Fridley, a non-traditional student, is majoring in Intelligence Research and Analysis
and Political Science. A Mannington resident, Fridley plans to graduate in 2007. She
received a $100 savings bond for submitting the winning undergraduate research paper.
"Basically, my research showed that an increase in the numbers of democratic nations
may have caused an increase in armed revolt in non-democratic countries," Fridley
said. "I have proposed that the key for achieving a lasting peace is not in the behavior
of democracies toward each other, but in the way that non-democratic nations liberalize
internally as they make their way from non-democratic governance to democracy."
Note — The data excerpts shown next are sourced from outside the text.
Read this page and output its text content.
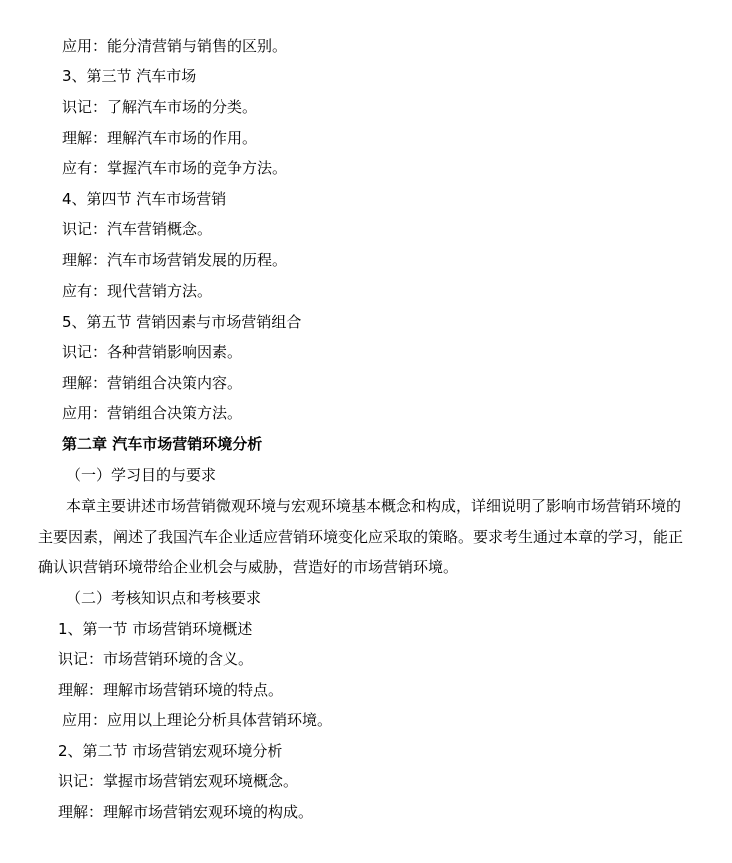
应用：能分清营销与销售的区别。
3、第三节 汽车市场
识记：了解汽车市场的分类。
理解：理解汽车市场的作用。
应有：掌握汽车市场的竞争方法。
4、第四节 汽车市场营销
识记：汽车营销概念。
理解：汽车市场营销发展的历程。
应有：现代营销方法。
5、第五节 营销因素与市场营销组合
识记：各种营销影响因素。
理解：营销组合决策内容。
应用：营销组合决策方法。
第二章 汽车市场营销环境分析
（一）学习目的与要求
本章主要讲述市场营销微观环境与宏观环境基本概念和构成，详细说明了影响市场营销环境的
主要因素，阐述了我国汽车企业适应营销环境变化应采取的策略。要求考生通过本章的学习，能正
确认识营销环境带给企业机会与威胁，营造好的市场营销环境。
（二）考核知识点和考核要求
1、第一节 市场营销环境概述
识记：市场营销环境的含义。
理解：理解市场营销环境的特点。
应用：应用以上理论分析具体营销环境。
2、第二节 市场营销宏观环境分析
识记：掌握市场营销宏观环境概念。
理解：理解市场营销宏观环境的构成。
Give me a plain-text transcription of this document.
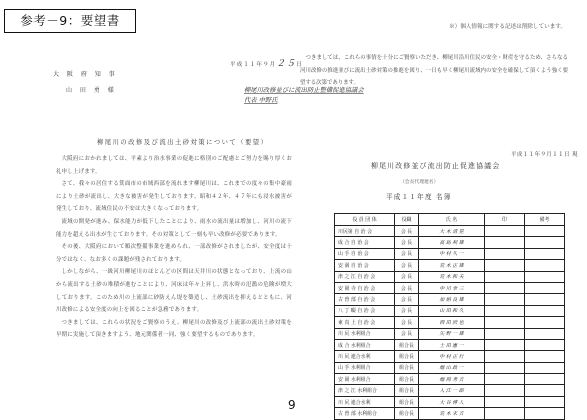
参考－9：要望書	※）個人情報に関する記述は削除しています。
平成１１年９月２５日
大 阪 府 知 事
山 田 勇 様	柳尾川改修並びに流出防止整備促進協議会
代表 中野氏
柳尾川の改修及び流出土砂対策について（要望）

大阪府におかれましては、平素より治水事業の促進に格別のご配慮とご努力を賜り厚くお礼申し上げます。

さて、我々の居住する箕面市の市域西部を流れます柳尾川は、これまでの度々の集中豪雨により土砂が流出し、大きな被害が発生しております。昭和４２年、４７年にも浸水被害が発生しており、流域住民の不安は大きくなっております。

流域の開発が進み、保水能力が低下したことにより、雨水の流出量は増加し、河川の流下能力を超える出水が生じております。その対策として一刻も早い改修が必要であります。

その後、大阪府において順次整備事業を進められ、一部改修がされましたが、安全度は十分ではなく、なお多くの課題が残されております。

しかしながら、一級河川柳尾川のほとんどの区間は天井川の状態となっており、上流の山から流出する土砂の堆積が進むことにより、河床は年々上昇し、洪水時の氾濫の危険が増大しております。このため川の上流部に砂防えん堤を築造し、土砂流出を抑えるとともに、河川改修による安全度の向上を図ることが急務であります。

つきましては、これらの状況をご賢察のうえ、柳尾川の改修及び上流部の流出土砂対策を早期に実施して頂きますよう、地元関係者一同、強く要望するものであります。

つきましては、これらの事情を十分にご賢察いただき、柳尾川沿川住民の安全・財産を守るため、さらなる河川改修の推進並びに流出土砂対策の推進を図り、一日も早く柳尾川流域内の安全を確保して頂くよう強く要望する次第であります。

平成１１年９月１１日 現
柳尾川改修並び流出防止促進協議会
（会長代理連名）
平成１１年度 名簿
役 員 団 体	役職	氏 名	印	備考
川尻第 自 治 会	会 長	大 木 清 晃		
成 合 自 治 会	会 長	高 島 利 雄		
山 手 自 治 会	会 長	中 村 久 一		
安 満 自 治 会	会 長	荒 木 正 雄		
津 之 江 自 治 会	会 長	荒 木 和 夫		
安 岡 寺 自 治 会	会 長	中 川 幸 三		
古 曽 部 自 治 会	会 長	加 納 良 雄		
八 丁 畷 自 治 会	会 長	山 田 和 久		
東 真 上 自 治 会	会 長	西 田 欣 也		
川 尻 水利組合	会 長	矢 野 一 雄		
成 合 水利組合	組合長	土 田 憲 一		
川 尻 連合水利	組合長	中 村 正 行		
山 手 水利組合	組合長	堀 山 政 一		
安 岡 水利組合	組合長	堀 岡 秀 吉		
津 之 江 水利組合	組合長	入 江 一 郎		
川 尻 連合水利	組合長	大 谷 博 人		
古 曽 部 水利組合	組合長	荒 木 末 吉		
9
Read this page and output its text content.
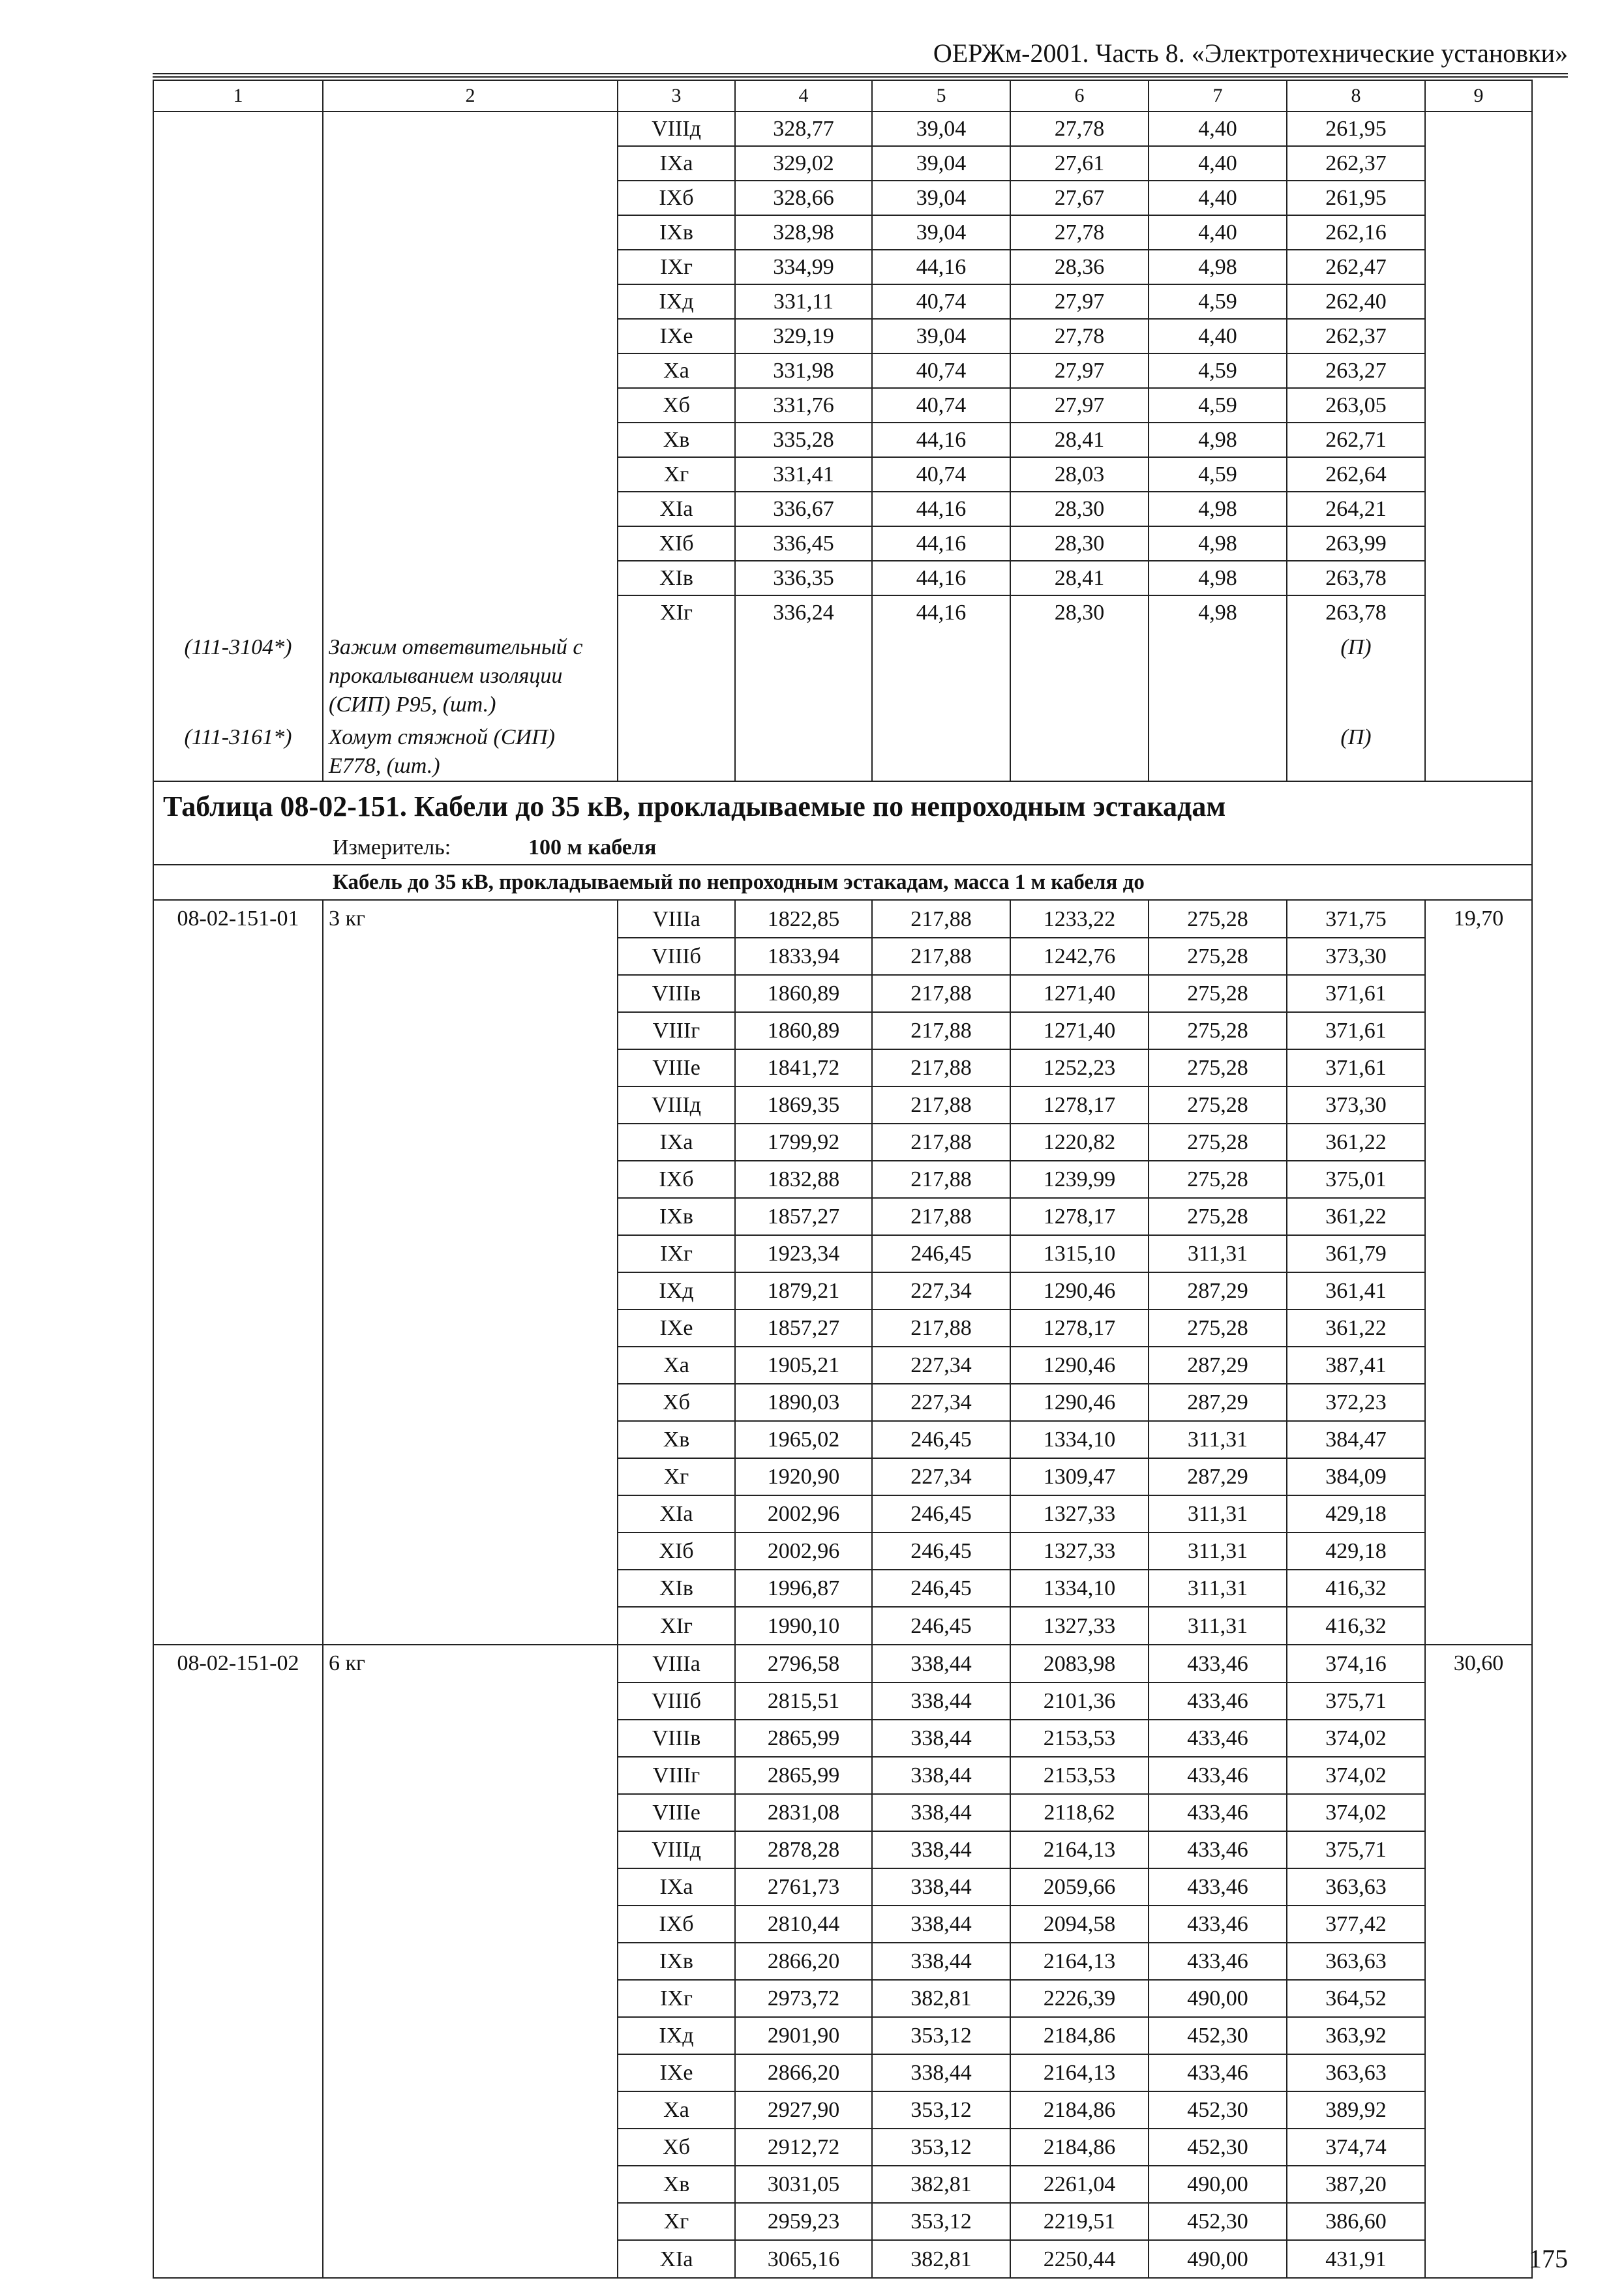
ОЕРЖм-2001. Часть 8. «Электротехнические установки»
1	2	3	4	5	6	7	8	9
		VIIIд	328,77	39,04	27,78	4,40	261,95	
		IXа	329,02	39,04	27,61	4,40	262,37	
		IXб	328,66	39,04	27,67	4,40	261,95	
		IXв	328,98	39,04	27,78	4,40	262,16	
		IXг	334,99	44,16	28,36	4,98	262,47	
		IXд	331,11	40,74	27,97	4,59	262,40	
		IXе	329,19	39,04	27,78	4,40	262,37	
		Xа	331,98	40,74	27,97	4,59	263,27	
		Xб	331,76	40,74	27,97	4,59	263,05	
		Xв	335,28	44,16	28,41	4,98	262,71	
		Xг	331,41	40,74	28,03	4,59	262,64	
		XIа	336,67	44,16	28,30	4,98	264,21	
		XIб	336,45	44,16	28,30	4,98	263,99	
		XIв	336,35	44,16	28,41	4,98	263,78	
		XIг	336,24	44,16	28,30	4,98	263,78	
(111-3104*)	Зажим ответвительный с прокалыванием изоляции (СИП) Р95, (шт.)						(П)	
(111-3161*)	Хомут стяжной (СИП) Е778, (шт.)						(П)	
Таблица 08-02-151. Кабели до 35 кВ, прокладываемые по непроходным эстакадам								
Измеритель: 100 м кабеля								
Кабель до 35 кВ, прокладываемый по непроходным эстакадам, масса 1 м кабеля до								
08-02-151-01	3 кг	VIIIа	1822,85	217,88	1233,22	275,28	371,75	19,70
		VIIIб	1833,94	217,88	1242,76	275,28	373,30	
		VIIIв	1860,89	217,88	1271,40	275,28	371,61	
		VIIIг	1860,89	217,88	1271,40	275,28	371,61	
		VIIIе	1841,72	217,88	1252,23	275,28	371,61	
		VIIIд	1869,35	217,88	1278,17	275,28	373,30	
		IXа	1799,92	217,88	1220,82	275,28	361,22	
		IXб	1832,88	217,88	1239,99	275,28	375,01	
		IXв	1857,27	217,88	1278,17	275,28	361,22	
		IXг	1923,34	246,45	1315,10	311,31	361,79	
		IXд	1879,21	227,34	1290,46	287,29	361,41	
		IXе	1857,27	217,88	1278,17	275,28	361,22	
		Xа	1905,21	227,34	1290,46	287,29	387,41	
		Xб	1890,03	227,34	1290,46	287,29	372,23	
		Xв	1965,02	246,45	1334,10	311,31	384,47	
		Xг	1920,90	227,34	1309,47	287,29	384,09	
		XIа	2002,96	246,45	1327,33	311,31	429,18	
		XIб	2002,96	246,45	1327,33	311,31	429,18	
		XIв	1996,87	246,45	1334,10	311,31	416,32	
		XIг	1990,10	246,45	1327,33	311,31	416,32	
08-02-151-02	6 кг	VIIIа	2796,58	338,44	2083,98	433,46	374,16	30,60
		VIIIб	2815,51	338,44	2101,36	433,46	375,71	
		VIIIв	2865,99	338,44	2153,53	433,46	374,02	
		VIIIг	2865,99	338,44	2153,53	433,46	374,02	
		VIIIе	2831,08	338,44	2118,62	433,46	374,02	
		VIIIд	2878,28	338,44	2164,13	433,46	375,71	
		IXа	2761,73	338,44	2059,66	433,46	363,63	
		IXб	2810,44	338,44	2094,58	433,46	377,42	
		IXв	2866,20	338,44	2164,13	433,46	363,63	
		IXг	2973,72	382,81	2226,39	490,00	364,52	
		IXд	2901,90	353,12	2184,86	452,30	363,92	
		IXе	2866,20	338,44	2164,13	433,46	363,63	
		Xа	2927,90	353,12	2184,86	452,30	389,92	
		Xб	2912,72	353,12	2184,86	452,30	374,74	
		Xв	3031,05	382,81	2261,04	490,00	387,20	
		Xг	2959,23	353,12	2219,51	452,30	386,60	
		XIа	3065,16	382,81	2250,44	490,00	431,91		175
Fridley originally submitted the paper as a requirement for her Political Research
Methods course that is part of her degree program. Her professor, Associate Professor
of Political Science Dr. George Sprowls, Director of the Intelligence Research and
Analysis program at Fairmont State, is sponsoring Fridley as a prospective participant
in the Council on Undergraduate Research Posters on the Hill 2007 competition. Winning
participants will have their research displayed in the Capitol Rotunda in Washington,
D.C.
"It is by far the best original research paper I have seen in the eight years I have
taught undergraduates at Fairmont State University," Sprowls said. "While many papers
have been written on the 'Democratic Peace,' its effect on the internal stability
of non-democratic nations has been generally ignored. Like most good research, the
paper raises as many questions as it answers."